Why are function pointers so slow ?

Hi all.
I have CUDA app here, which do run in a switch(…) statement most of its time. Values there are from 0 to 25 (no “wholes” between).

When I try to use array of function ptrs in stead of the switch (with CUDA 5.5, since nvcc from CUDA 5.0 used to crash during compilation), this results in slower app (about 5-8% slower).

Is this normal ? I believe the compiler doesn’t makes jump table from a switch (like a regular cpp compiler might do), so my manually written jump table should be faster …

Also, I can’t run the profiler (as you can see here Visual Profiler 5.5 - No Timeline, No Resuts, No Errors - Visual Profiler and nvprof - NVIDIA Developer Forums) …

Any clues ?

The CUDA compiler aggressively inlines all device function calls when it can, which eliminates the overhead of having to use a stack to call a function. Calling a function by pointer cannot be inlined, so the compiler will necessarily have to generate slower code.

This is the most likely cause. Note that the aggressive inlining currently requires both the caller and the callee to reside in the same compilation unit. No inlining takes place across boundaries of separately compiled object modules.

So the multiple checks in the switch() statement are faster than a function call?

It’s not just the cost of a function call per se.
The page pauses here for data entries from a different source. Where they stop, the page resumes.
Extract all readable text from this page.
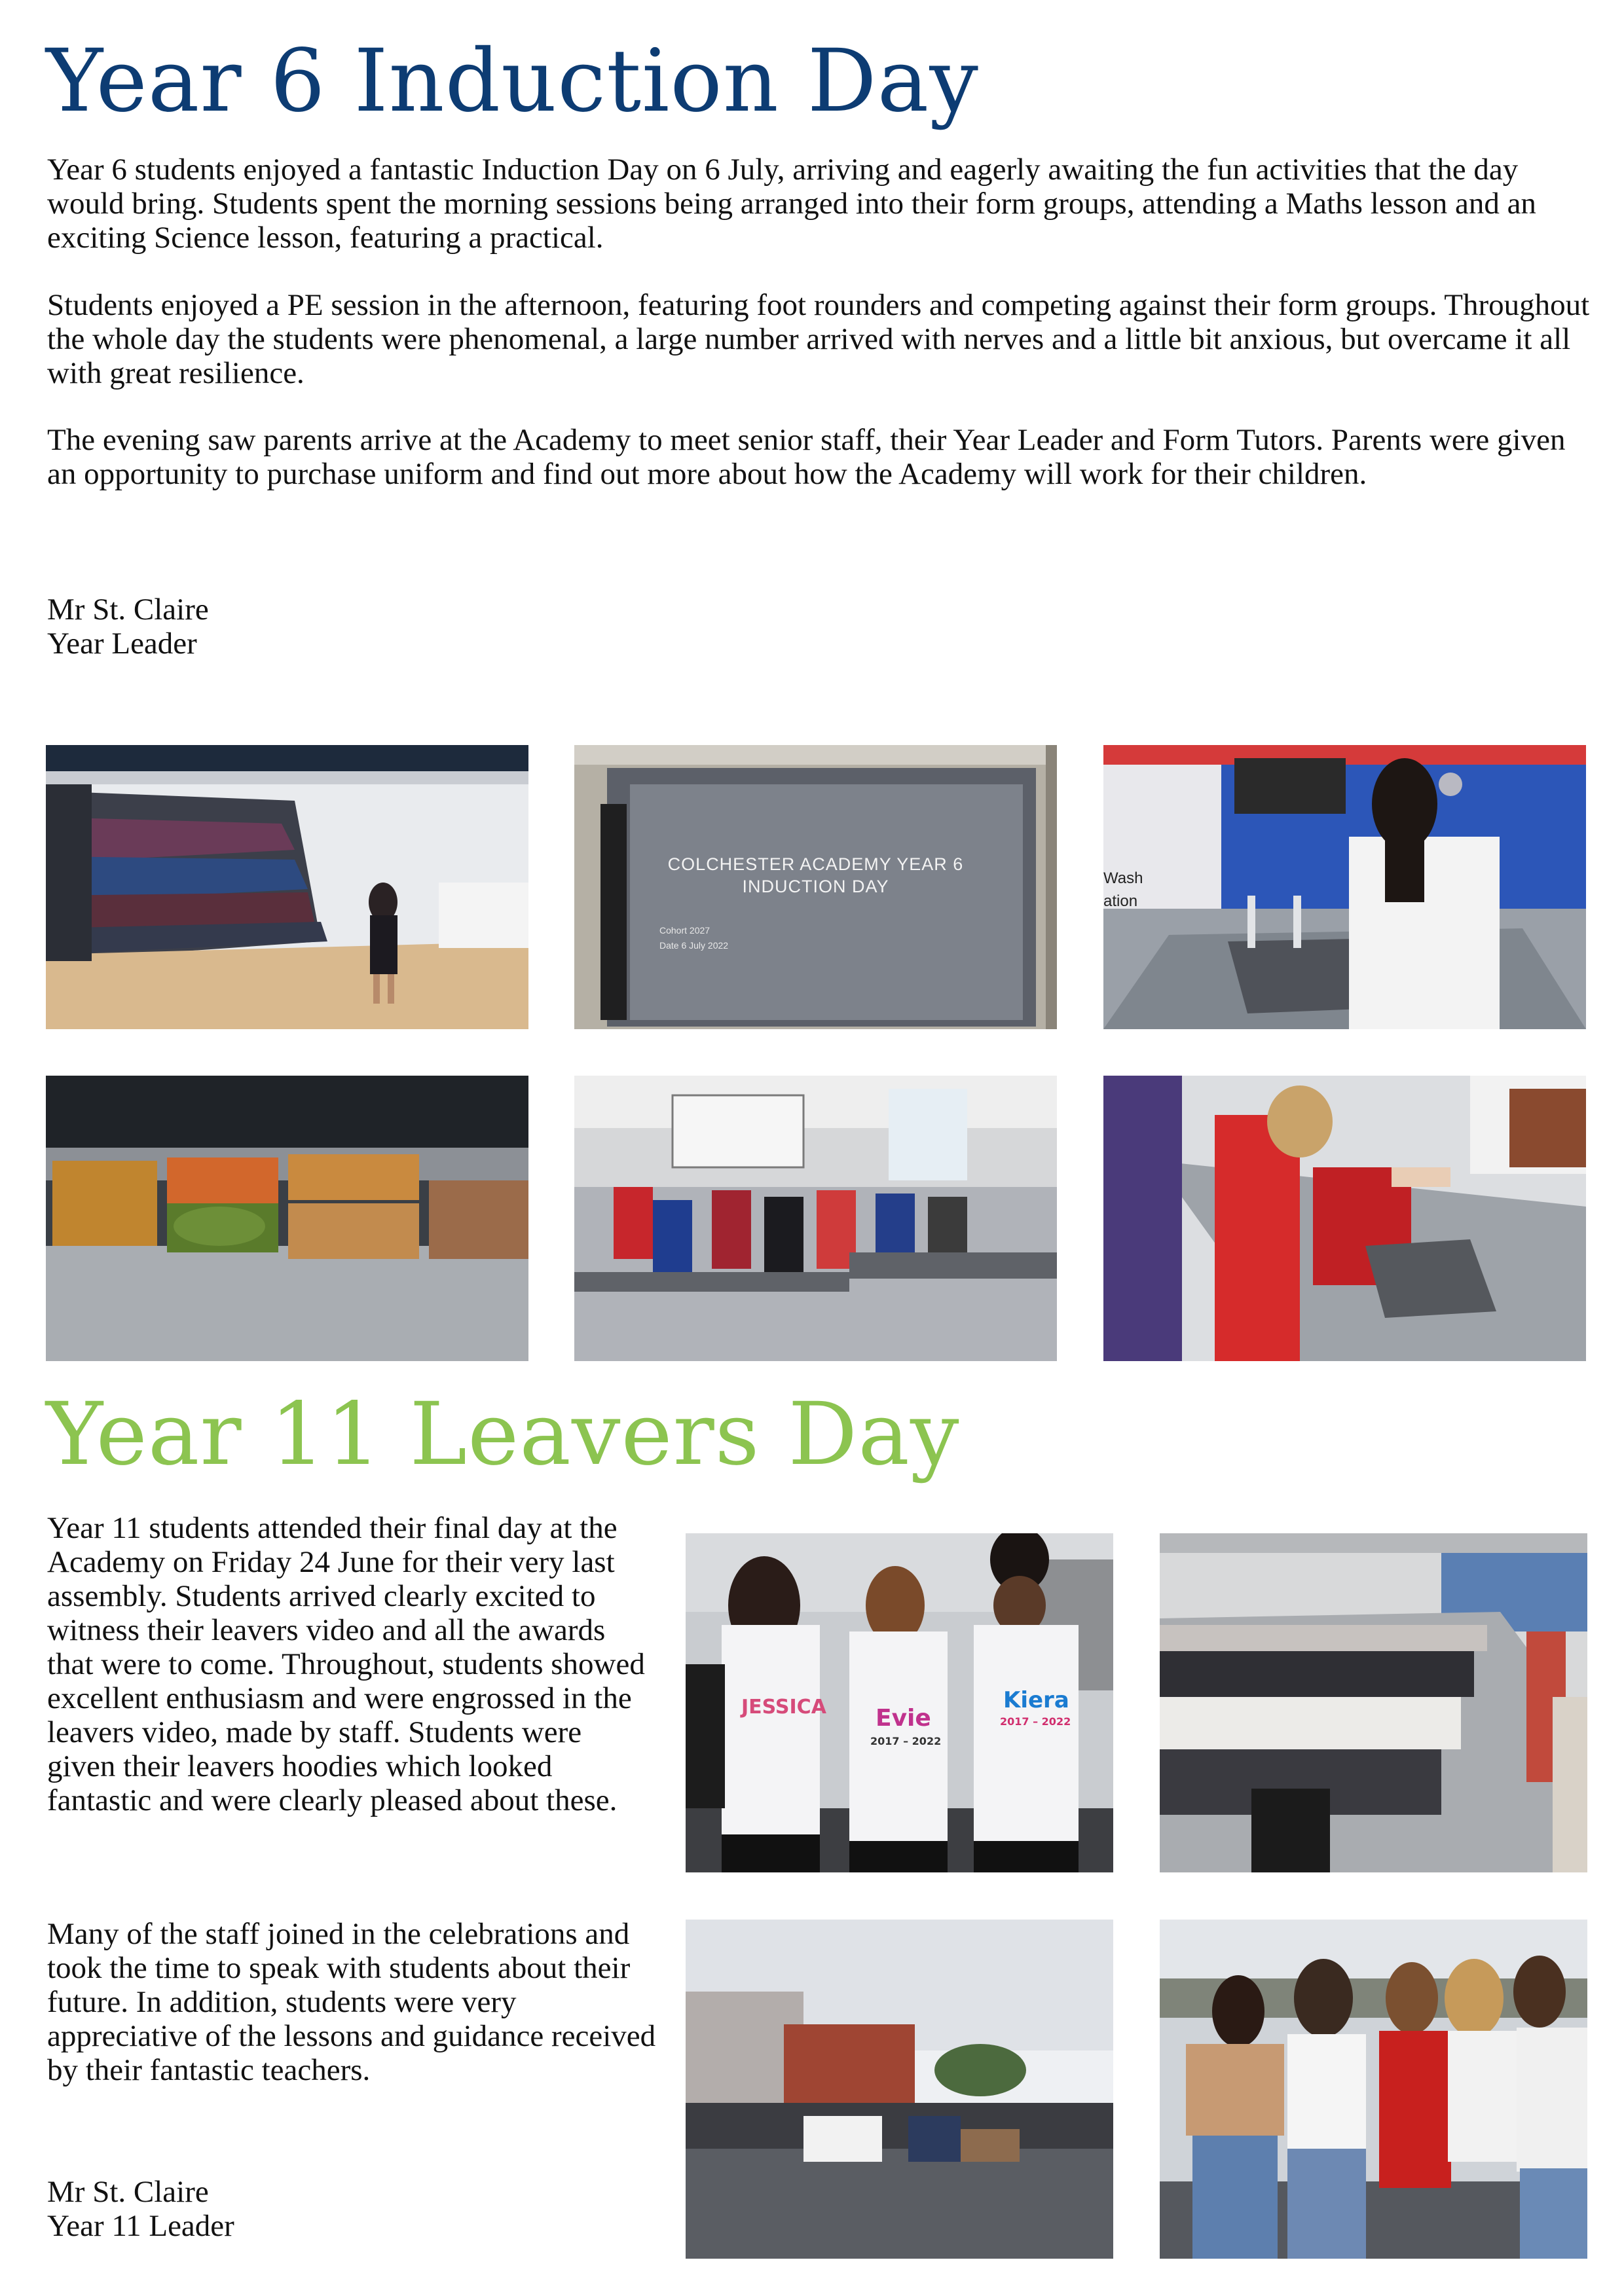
Year 6 Induction Day

Year 6 students enjoyed a fantastic Induction Day on 6 July, arriving and eagerly awaiting the fun activities that the day would bring. Students spent the morning sessions being arranged into their form groups, attending a Maths lesson and an exciting Science lesson, featuring a practical.

Students enjoyed a PE session in the afternoon, featuring foot rounders and competing against their form groups. Throughout the whole day the students were phenomenal, a large number arrived with nerves and a little bit anxious, but overcame it all with great resilience.

The evening saw parents arrive at the Academy to meet senior staff, their Year Leader and Form Tutors. Parents were given an opportunity to purchase uniform and find out more about how the Academy will work for their children.

Mr St. Claire
Year Leader
COLCHESTER ACADEMY YEAR 6
INDUCTION DAY
Cohort 2027
Date 6 July 2022
Wash
ation
Year 11 Leavers Day

Year 11 students attended their final day at the Academy on Friday 24 June for their very last assembly. Students arrived clearly excited to witness their leavers video and all the awards that were to come. Throughout, students showed excellent enthusiasm and were engrossed in the leavers video, made by staff. Students were given their leavers hoodies which looked fantastic and were clearly pleased about these.

Many of the staff joined in the celebrations and took the time to speak with students about their future. In addition, students were very appreciative of the lessons and guidance received by their fantastic teachers.

Mr St. Claire
Year 11 Leader
JESSICA Evie
2017 – 2022
Kiera
2017 – 2022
In order for functions to be callable, they need to follow the calling conventions specified by the ABI. This includes restrictions on register allocation for example, as functions arguments and return values are restricted to specific registers. This is no different on GPUs than it is on commonly used CPUs. In addition, inlining of functions often allows additional optimizations to occur once the code has been inlined (a simple example would be constant propagation). Conversely, not inlining the function precludes these optimizations. In this regard as well code generation for CPUs and GPUs behaves in much the same way.

These are classical tradeoffs between performance and flexibility (e.g. function pointers, virtual functions, separate compilation etc).

Yeah, inlining was what I thought too, yet it is strange for me that function call overhead can be so big (again, nvcc didn’t make jump-table to inlined code itself - it is calculating many if-else).
Thanks.

One caveat here is that we are doing nothing more than inteloigent speculation here, since we have not examined the source code nor the generated machine code.

Unless I am confusing myself, branching through a jump table is not the same as calling functions through function pointers. One could inline all functions, and still use a branch table to direct conrol flow as appropriate after that.

As for the benefits of aggressive inlining, it’s not just about eliminating call overhead, and to see a speedup of 5-8% from aggressive inlining vs no inlining does not strike me as unusual (independent of platform) if code lends itself well to that optimization. If you have equivalent CPU code you may want to play with the inlining options (no inlining → most aggressive inlining) to see what the difference is.

There was a semi-related CUDA Forums discussion here.

According to @eelsen, NVCC can generate jump tables (using the BRX instruction).

As you point out, the necessary support for jump tables is available in PTX. The compiler may have a heuristic for determining whether a jump table or a series of if-then-else is more beneficial for a particular switch() statement. If there is solid evidence that the switch() implementation strategy selected by the compiler is detrimental to performance in a particular app, I would suggest filing a bug report.